[Série] En Côte d’Ivoire, une ruée vers l’or contrastée (3/4)
« Les visages du Nord » (3/4). Dans les régions frontalières du Mali et du Burkina Faso, la fièvre de l’or a atteint des proportions sans précédent, bouleversant des équilibres économiques et environnementaux déjà fragiles.
Benjamin a les yeux qui brillent, un vieux maillot de l’Atletico Madrid et les chicots tachetés de noir. Quelques flacons de gin trainent à ses pieds. La terre est ocre, le paysage lunaire. La savane a disparu, remplacée par une immensité de crevasses autour desquelles des silhouettes s’affairent le dos vouté, dans un vrombissement de marteaux-piqueurs. De longs tuyaux s’entremêlent, des tentes ont été dépliées, des souterrains ont été creusés. Combien sont-ils ? Des centaines, peut-être des milliers. Hommes, femmes, enfants. Ils sont maliens, burkinabè, ghanéens, guinéens ou libériens. Ce n’est plus une mine, c’est une ville, avec son économie et ses propres règles.

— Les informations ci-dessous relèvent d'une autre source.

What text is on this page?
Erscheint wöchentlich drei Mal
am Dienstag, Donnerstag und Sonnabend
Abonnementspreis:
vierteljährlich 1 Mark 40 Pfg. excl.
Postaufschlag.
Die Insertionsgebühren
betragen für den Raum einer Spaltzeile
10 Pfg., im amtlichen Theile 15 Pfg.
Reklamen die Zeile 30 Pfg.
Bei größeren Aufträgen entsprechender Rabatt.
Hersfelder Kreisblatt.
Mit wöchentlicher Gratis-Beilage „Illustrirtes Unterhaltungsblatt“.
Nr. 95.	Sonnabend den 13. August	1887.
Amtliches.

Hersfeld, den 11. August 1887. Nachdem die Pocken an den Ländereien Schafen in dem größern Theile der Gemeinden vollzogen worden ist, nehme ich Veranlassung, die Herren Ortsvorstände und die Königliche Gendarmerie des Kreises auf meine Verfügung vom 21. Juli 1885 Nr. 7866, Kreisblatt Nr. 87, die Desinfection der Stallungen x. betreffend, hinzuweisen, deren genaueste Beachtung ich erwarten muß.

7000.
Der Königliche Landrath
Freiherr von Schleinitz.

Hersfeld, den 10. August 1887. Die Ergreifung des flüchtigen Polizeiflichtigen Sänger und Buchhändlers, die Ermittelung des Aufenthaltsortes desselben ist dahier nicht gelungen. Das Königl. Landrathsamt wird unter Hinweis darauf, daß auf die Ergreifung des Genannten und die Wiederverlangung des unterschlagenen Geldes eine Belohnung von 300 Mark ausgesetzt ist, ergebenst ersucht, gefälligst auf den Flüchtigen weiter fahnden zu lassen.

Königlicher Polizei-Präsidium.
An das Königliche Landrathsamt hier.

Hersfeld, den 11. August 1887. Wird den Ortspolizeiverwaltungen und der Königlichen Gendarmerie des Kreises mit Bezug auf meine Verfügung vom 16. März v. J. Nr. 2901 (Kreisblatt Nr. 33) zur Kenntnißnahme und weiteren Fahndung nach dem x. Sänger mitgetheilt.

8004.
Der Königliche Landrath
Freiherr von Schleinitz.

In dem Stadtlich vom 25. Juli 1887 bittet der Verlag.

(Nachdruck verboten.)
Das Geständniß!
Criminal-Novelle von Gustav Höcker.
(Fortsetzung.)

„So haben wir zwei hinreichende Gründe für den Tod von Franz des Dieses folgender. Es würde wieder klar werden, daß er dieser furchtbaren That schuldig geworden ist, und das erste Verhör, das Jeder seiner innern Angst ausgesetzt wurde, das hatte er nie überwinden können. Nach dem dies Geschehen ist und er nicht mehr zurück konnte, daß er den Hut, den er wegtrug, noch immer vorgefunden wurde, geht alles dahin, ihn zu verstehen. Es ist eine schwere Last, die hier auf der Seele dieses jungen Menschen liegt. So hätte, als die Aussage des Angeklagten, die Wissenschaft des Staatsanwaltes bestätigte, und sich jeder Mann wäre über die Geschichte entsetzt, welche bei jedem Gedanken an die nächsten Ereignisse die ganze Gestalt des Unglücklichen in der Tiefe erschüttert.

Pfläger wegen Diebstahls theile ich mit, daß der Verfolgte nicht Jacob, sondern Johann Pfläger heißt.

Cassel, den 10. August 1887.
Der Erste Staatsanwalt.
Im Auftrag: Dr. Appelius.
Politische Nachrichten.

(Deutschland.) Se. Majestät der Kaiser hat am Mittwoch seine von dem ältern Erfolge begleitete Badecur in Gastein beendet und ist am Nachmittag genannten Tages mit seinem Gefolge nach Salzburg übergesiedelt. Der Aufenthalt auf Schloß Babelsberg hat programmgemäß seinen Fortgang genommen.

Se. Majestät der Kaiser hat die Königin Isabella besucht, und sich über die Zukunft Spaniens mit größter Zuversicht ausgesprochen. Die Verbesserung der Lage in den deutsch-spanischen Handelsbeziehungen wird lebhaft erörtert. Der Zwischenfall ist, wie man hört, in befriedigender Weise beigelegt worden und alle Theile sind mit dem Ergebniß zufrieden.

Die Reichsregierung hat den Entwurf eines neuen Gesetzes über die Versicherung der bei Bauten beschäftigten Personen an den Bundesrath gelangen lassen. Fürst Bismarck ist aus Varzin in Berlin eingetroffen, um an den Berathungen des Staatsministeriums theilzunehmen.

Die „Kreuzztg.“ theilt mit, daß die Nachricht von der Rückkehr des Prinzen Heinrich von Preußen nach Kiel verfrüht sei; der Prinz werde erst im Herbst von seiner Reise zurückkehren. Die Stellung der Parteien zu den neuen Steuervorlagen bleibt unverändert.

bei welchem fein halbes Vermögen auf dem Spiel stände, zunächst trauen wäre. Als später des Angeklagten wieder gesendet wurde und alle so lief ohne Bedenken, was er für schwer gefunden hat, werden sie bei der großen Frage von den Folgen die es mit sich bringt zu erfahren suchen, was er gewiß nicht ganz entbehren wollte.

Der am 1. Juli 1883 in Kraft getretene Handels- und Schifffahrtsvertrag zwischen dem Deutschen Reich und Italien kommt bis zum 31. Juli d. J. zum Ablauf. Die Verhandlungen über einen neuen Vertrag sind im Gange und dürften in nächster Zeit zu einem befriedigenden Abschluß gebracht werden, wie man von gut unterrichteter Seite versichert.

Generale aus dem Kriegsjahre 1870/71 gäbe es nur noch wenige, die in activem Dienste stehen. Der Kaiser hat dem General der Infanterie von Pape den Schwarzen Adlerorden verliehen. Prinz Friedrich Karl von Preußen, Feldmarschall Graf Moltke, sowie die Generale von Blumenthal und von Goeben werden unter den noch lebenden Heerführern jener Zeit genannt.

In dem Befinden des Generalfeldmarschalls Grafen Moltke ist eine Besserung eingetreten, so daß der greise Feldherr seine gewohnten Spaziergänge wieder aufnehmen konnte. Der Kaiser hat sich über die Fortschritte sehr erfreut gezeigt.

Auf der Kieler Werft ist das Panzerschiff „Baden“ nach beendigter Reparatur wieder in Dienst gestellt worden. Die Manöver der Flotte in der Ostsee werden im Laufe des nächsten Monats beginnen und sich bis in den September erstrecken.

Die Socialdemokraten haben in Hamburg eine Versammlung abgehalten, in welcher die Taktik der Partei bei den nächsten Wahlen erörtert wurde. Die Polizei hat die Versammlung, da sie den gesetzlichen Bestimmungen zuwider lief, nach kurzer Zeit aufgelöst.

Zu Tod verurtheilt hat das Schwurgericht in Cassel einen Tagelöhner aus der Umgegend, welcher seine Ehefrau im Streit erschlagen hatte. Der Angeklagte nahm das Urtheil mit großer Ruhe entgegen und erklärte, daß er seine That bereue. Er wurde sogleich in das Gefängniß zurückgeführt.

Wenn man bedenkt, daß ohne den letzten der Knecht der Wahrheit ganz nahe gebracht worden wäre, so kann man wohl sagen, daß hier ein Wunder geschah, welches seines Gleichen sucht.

Une trentaine de chasseurs traditionnels dozos en assurent la sécurité. Leur chef trône à l’ombre d’une grande bâche, engoncé dans un imperméable rouge, une longue dague attachée autour du cou. Plus loin, des femmes préparent du poisson séché. Un homme charge des dizaines de téléphones portables sur une batterie, un autre vend des cigarettes, tandis qu’un forgeron aiguise des pioches. On creuse à plusieurs mètres de profondeur, on passe la terre au détecteur de métaux, on la lave et puis on pèse, les yeux rivés sur la balance, avec l’espoir d’avoir touché le gros lot. C’est la ruée vers l’or. Une course effrénée contre la pauvreté, avec tout ce que le capitalisme dérégulé offre d’opportunités et d’injustices.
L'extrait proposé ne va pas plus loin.